Titled #ListenLearnLead, the study draws on a global survey of more than 3,600 business professionals from all sized companies and a wide range of roles, from entry-level to upper management. It found that "digital distractions are becoming an ongoing challenge for those trying to get work done throughout the day.

A major way in which these distractions play out is in requiring workers to multitask. Four-fifths (80 percent) of respondents admitted to multitasking during conference calls - 35 percent instant message, 34 percent answer personal emails, while 22 percent update their social media accounts. In part, this is related to the age of the workers. Millennials showed themselves to be the most comfortable with multitasking (with 64 percent saying they spend half their day doing so), followed by Gen Xers (54 percent), and Baby Boomers (49 percent).
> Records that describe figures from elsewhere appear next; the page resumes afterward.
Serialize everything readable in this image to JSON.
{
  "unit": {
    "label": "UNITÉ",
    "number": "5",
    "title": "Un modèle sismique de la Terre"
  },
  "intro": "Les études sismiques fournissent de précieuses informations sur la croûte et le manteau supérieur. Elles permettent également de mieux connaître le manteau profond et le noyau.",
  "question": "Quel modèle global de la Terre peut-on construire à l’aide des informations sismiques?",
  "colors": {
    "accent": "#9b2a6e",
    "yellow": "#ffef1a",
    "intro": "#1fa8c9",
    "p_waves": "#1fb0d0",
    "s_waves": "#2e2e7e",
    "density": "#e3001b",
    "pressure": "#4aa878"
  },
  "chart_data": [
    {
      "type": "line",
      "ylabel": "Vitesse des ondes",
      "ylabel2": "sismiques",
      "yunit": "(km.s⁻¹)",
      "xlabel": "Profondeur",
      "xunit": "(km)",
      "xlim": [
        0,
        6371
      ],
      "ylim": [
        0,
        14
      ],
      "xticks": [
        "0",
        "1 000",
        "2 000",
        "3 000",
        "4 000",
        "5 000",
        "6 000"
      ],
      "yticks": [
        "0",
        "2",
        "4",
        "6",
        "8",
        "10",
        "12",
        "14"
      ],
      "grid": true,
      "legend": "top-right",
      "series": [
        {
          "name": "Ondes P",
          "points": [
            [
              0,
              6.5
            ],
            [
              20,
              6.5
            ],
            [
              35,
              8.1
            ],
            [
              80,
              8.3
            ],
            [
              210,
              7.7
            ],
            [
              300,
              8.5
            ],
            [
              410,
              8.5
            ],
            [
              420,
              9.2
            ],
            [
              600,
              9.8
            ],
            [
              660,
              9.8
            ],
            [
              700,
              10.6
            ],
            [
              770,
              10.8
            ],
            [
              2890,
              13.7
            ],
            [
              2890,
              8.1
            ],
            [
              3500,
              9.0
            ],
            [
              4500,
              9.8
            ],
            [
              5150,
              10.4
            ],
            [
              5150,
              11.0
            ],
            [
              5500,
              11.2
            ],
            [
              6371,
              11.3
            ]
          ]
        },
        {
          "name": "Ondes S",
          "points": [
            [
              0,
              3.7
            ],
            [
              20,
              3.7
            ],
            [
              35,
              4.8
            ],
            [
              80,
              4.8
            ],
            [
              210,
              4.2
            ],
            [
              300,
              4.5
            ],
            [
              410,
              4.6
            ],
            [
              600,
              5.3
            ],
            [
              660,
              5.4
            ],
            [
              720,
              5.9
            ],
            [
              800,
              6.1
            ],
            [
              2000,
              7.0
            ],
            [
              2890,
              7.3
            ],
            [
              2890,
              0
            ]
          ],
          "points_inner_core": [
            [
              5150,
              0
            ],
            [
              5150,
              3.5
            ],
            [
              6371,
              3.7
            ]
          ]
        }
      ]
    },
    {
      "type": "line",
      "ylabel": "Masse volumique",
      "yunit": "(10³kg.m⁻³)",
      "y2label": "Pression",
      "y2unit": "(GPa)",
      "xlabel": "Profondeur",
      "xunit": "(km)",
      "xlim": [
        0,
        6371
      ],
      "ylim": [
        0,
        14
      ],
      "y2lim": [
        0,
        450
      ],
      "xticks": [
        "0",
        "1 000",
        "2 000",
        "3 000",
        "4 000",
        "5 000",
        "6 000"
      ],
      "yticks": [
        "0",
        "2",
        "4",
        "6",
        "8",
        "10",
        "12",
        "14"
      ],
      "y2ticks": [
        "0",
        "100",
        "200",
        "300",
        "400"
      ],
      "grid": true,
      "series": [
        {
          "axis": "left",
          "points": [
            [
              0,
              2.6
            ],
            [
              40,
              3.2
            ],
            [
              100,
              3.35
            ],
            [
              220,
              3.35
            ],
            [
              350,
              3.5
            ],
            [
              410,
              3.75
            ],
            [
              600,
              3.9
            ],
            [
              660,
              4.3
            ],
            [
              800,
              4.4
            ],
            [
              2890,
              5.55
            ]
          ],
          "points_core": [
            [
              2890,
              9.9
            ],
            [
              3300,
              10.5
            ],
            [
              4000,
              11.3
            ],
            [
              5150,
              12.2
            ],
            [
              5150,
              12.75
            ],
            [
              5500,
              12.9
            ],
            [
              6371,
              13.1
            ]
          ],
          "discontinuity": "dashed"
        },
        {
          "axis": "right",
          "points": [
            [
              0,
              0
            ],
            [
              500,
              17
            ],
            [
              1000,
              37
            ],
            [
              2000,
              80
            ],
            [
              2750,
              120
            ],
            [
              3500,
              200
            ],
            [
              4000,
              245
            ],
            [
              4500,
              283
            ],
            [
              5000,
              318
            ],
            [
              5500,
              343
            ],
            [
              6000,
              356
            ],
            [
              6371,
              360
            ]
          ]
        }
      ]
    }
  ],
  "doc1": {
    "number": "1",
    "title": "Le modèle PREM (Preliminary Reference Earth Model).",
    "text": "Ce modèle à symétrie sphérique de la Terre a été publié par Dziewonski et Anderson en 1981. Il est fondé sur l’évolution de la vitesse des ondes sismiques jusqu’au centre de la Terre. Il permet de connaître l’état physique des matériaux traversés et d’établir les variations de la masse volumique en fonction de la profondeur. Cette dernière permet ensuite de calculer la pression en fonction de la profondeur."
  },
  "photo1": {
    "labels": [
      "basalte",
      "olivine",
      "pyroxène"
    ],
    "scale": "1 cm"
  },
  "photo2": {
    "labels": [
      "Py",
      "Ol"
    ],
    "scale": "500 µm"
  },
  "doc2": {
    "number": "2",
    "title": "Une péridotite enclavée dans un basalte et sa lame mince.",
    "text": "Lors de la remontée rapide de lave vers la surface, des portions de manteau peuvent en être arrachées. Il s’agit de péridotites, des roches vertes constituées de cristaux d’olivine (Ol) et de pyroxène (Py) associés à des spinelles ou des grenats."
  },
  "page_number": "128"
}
The onslaught of tasks and information coming at individuals also concerned a majority of company leaders. More than half (55 percent) admitted to experiencing "information overload," while 52 percent found it a challenge to keep up with fast-changing technology. On the flip side, 58 percent of all respondents said they felt technology enables leaders to communicate more easily with their teams, while 46 percent felt it increased accessibility. 

Not all distractions are related to digital. More than three-quarters of respondents (79 percent) cite phone calls as an interrupter to their workday while 72 percent point to pop-in visitors and unexpected meetings as major distractors. This was more than twice those that indicated that instant messaging (30 percent) and texting (28 percent) tended to interrupt their work.